Shadow Government

Tick-Tock, Goes the Greek Banking Clock

Can Greece cut a deal before its crisis sparks a bank run?


Last week, the Greek standoff with the rest of Europe provided theater worthy of Aeschylus. Greece is running out of money. The rest of the eurozone is running out of patience. Depositors in Greek banks are running for the exits. It is this last group that matters most in the near term.

According to JP Morgan, outflows from Greek banks were around 3 billion euros last week, up from 2 billion the week before. Without some sort of backstop, when bank deposits flee, banks are forced to stop lending. A widespread lending stop would bring the economy to a halt.

Greece is not quite at that point yet. It has an estimated 108 billion euros available from central bank sources, of which it has used roughly 85 billion. That is the relevant clock that is ticking, though it is hardly the only one. The Greek government also has debt payments coming due and it needs money for domestic spending at a time when tax receipts are drying up.

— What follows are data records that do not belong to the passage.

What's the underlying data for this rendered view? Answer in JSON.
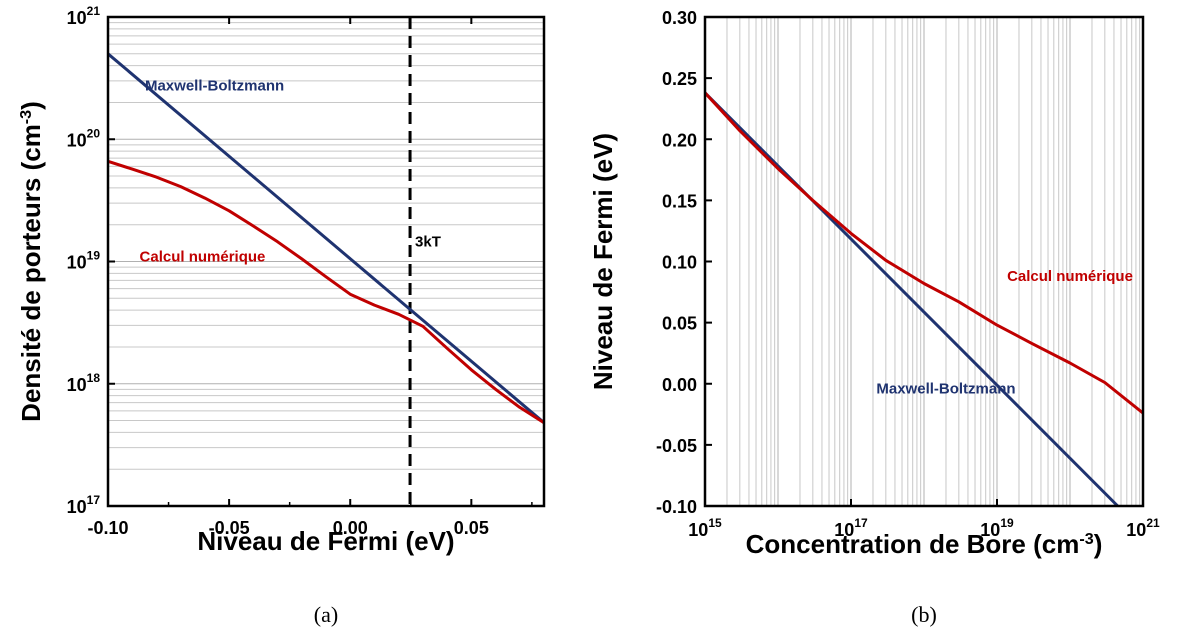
{
  "chart_data": [
    {
      "type": "line",
      "caption": "(a)",
      "xlabel": "Niveau de Fermi (eV)",
      "ylabel": {
        "base": "Densité de porteurs (cm",
        "exp": "-3",
        "close": ")"
      },
      "xlim": [
        -0.1,
        0.08
      ],
      "ylim": [
        1e+17,
        1e+21
      ],
      "yscale": "log",
      "xticks": [
        {
          "value": -0.1,
          "label": "-0.10"
        },
        {
          "value": -0.05,
          "label": "-0.05"
        },
        {
          "value": 0.0,
          "label": "0.00"
        },
        {
          "value": 0.05,
          "label": "0.05"
        }
      ],
      "yticks": [
        {
          "value": 1e+17,
          "base": "10",
          "exp": "17"
        },
        {
          "value": 1e+18,
          "base": "10",
          "exp": "18"
        },
        {
          "value": 1e+19,
          "base": "10",
          "exp": "19"
        },
        {
          "value": 1e+20,
          "base": "10",
          "exp": "20"
        },
        {
          "value": 1e+21,
          "base": "10",
          "exp": "21"
        }
      ],
      "grid": "horizontal minor",
      "vline": {
        "x": 0.0247,
        "label": "3kT"
      },
      "series": [
        {
          "name": "Maxwell-Boltzmann",
          "color": "#1f3370",
          "points": [
            [
              -0.1,
              5e+20
            ],
            [
              0.08,
              4.8e+17
            ]
          ]
        },
        {
          "name": "Calcul numérique",
          "color": "#c00000",
          "points": [
            [
              -0.1,
              6.6e+19
            ],
            [
              -0.09,
              5.7e+19
            ],
            [
              -0.08,
              4.9e+19
            ],
            [
              -0.07,
              4.1e+19
            ],
            [
              -0.06,
              3.3e+19
            ],
            [
              -0.05,
              2.6e+19
            ],
            [
              -0.04,
              1.95e+19
            ],
            [
              -0.03,
              1.45e+19
            ],
            [
              -0.02,
              1.05e+19
            ],
            [
              -0.01,
              7.5e+18
            ],
            [
              0.0,
              5.4e+18
            ],
            [
              0.01,
              4.4e+18
            ],
            [
              0.02,
              3.7e+18
            ],
            [
              0.03,
              2.95e+18
            ],
            [
              0.04,
              1.95e+18
            ],
            [
              0.05,
              1.3e+18
            ],
            [
              0.06,
              9e+17
            ],
            [
              0.07,
              6.4e+17
            ],
            [
              0.08,
              4.8e+17
            ]
          ]
        }
      ],
      "annotations": [
        {
          "text": "Maxwell-Boltzmann",
          "x": -0.056,
          "y": 2.5e+20,
          "color": "#1f3370"
        },
        {
          "text": "Calcul numérique",
          "x": -0.061,
          "y": 1e+19,
          "color": "#c00000"
        }
      ]
    },
    {
      "type": "line",
      "caption": "(b)",
      "xlabel": {
        "base": "Concentration de Bore (cm",
        "exp": "-3",
        "close": ")"
      },
      "ylabel": "Niveau de Fermi (eV)",
      "xlim": [
        1000000000000000.0,
        1e+21
      ],
      "ylim": [
        -0.1,
        0.3
      ],
      "xscale": "log",
      "xticks": [
        {
          "value": 1000000000000000.0,
          "base": "10",
          "exp": "15"
        },
        {
          "value": 1e+17,
          "base": "10",
          "exp": "17"
        },
        {
          "value": 1e+19,
          "base": "10",
          "exp": "19"
        },
        {
          "value": 1e+21,
          "base": "10",
          "exp": "21"
        }
      ],
      "yticks": [
        {
          "value": -0.1,
          "label": "-0.10"
        },
        {
          "value": -0.05,
          "label": "-0.05"
        },
        {
          "value": 0.0,
          "label": "0.00"
        },
        {
          "value": 0.05,
          "label": "0.05"
        },
        {
          "value": 0.1,
          "label": "0.10"
        },
        {
          "value": 0.15,
          "label": "0.15"
        },
        {
          "value": 0.2,
          "label": "0.20"
        },
        {
          "value": 0.25,
          "label": "0.25"
        },
        {
          "value": 0.3,
          "label": "0.30"
        }
      ],
      "grid": "vertical minor",
      "series": [
        {
          "name": "Maxwell-Boltzmann",
          "color": "#1f3370",
          "points": [
            [
              1000000000000000.0,
              0.238
            ],
            [
              4.5e+20,
              -0.1
            ]
          ]
        },
        {
          "name": "Calcul numérique",
          "color": "#c00000",
          "points": [
            [
              1000000000000000.0,
              0.238
            ],
            [
              3000000000000000.0,
              0.207
            ],
            [
              1e+16,
              0.176
            ],
            [
              3e+16,
              0.15
            ],
            [
              1e+17,
              0.123
            ],
            [
              3e+17,
              0.101
            ],
            [
              1e+18,
              0.082
            ],
            [
              3e+18,
              0.067
            ],
            [
              1e+19,
              0.048
            ],
            [
              3e+19,
              0.033
            ],
            [
              1e+20,
              0.017
            ],
            [
              3e+20,
              0.001
            ],
            [
              1e+21,
              -0.024
            ]
          ]
        }
      ],
      "annotations": [
        {
          "text": "Calcul numérique",
          "x": 1e+20,
          "y": 0.084,
          "color": "#c00000"
        },
        {
          "text": "Maxwell-Boltzmann",
          "x": 2e+18,
          "y": -0.008,
          "color": "#1f3370"
        }
      ]
    }
  ]
}
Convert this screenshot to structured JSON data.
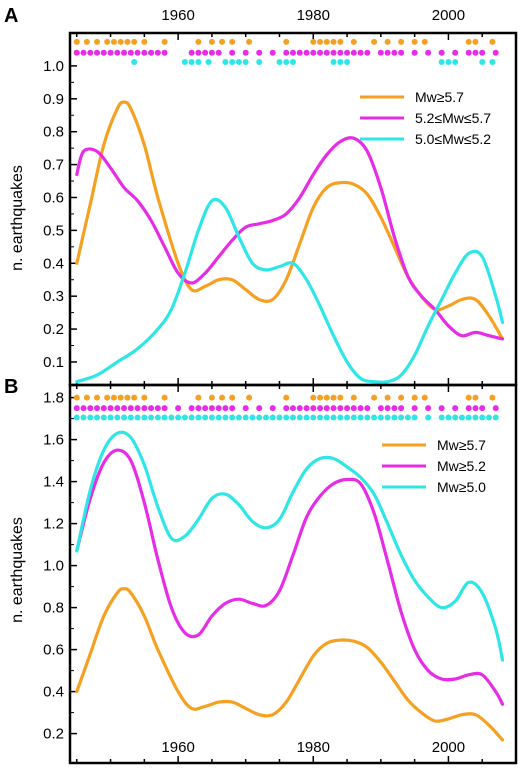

You know you’re in bad shape as a country when the argument is over which of your “Countdown to Doom” clocks is most pressing. In Greece’s present case, the prize goes to the “bank run” clock, primarily because it has variable speeds. If bank depositors decide that the game is up, it becomes exceedingly difficult to persuade them to proceed toward the exits in a polite and organized fashion. The fund outflow pace of two weeks ago seemed to grant Greece 14 weeks grace, according to JP Morgan. Last week’s pace granted them only eight weeks. What will this week bring?

When everyone adjourned on Friday last week, Greece promised to return early this week with more promises. Germany and the other eurozone countries were sufficiently gracious in their promise to review forthcoming Greek promises that this was all hailed as a resolution. It certainly sounded a lot better than the bald-faced rejections that had characterized the dialogue earlier last week.

But what was resolved? On Feb. 20, the think tank Open Europe declared, “Greece bends to Eurozone will to find short-term agreement.” Given the brash stance that the new Syriza government in Greece had taken after its recent election, its concessions looked significant and humbling. If Greece’s promised reforms are deemed sufficient, the eurozone countries agreed to continue providing Greece with desperately needed funds for four months. Aside from a new submissive posture by the young Greek government, though, what has changed?

  • Greece’s economy is growing slowly, if at all. This makes it unlikely that Greece’s unsustainable debt levels (measured against GDP) will improve any time soon. Greek GDP is down more than 25 percent from 2009.
  • According to Eurostat, Greek unemployment was 25.8 percent in October 2014. Youth unemployment was 50.6 percent.
  • Greek taxpayers, not sure where this is all headed, have recently decided that it might be a prudent moment to step up tax evasion, so tax revenue has fallen.

Even if the eurozone countries accept Greece’s list of proposed reforms, it is hard to see how any of this will change much. Greece still looks like it cannot continue on the present path. The ever-perceptive Wolfgang Münchau writes in the Financial Times that the present squabble is an opening skirmish — the battle is yet to come. The real battle involves “determining the long-term trajectory of the Greek fiscal position.” Greece is supposed to take debt from 175 percent of GDP to 110 percent by 2022. “Economic history tells us adjustments of such scale do not work because electorates do not stand for it.”

And this was the source of the Syriza squeeze last week. The Greek party had been elected to reject eurozone demands. Yet last week made clear that such rejection would bring a plunge into crisis. But acceptance of the eurozone demands could leave an electorate feeling betrayed while it perpetuates a status quo that meets most standard definitions of a crisis — and without any end in sight.

Which brings us back to the relevant audience for this drama: the Greek bank runners. If you have an account in Athens, are you persuaded that this will end well? Or do your oracles foretell of capital controls and a new, depreciated Drachma? If the latter, you may just hold the applause and stash the cash.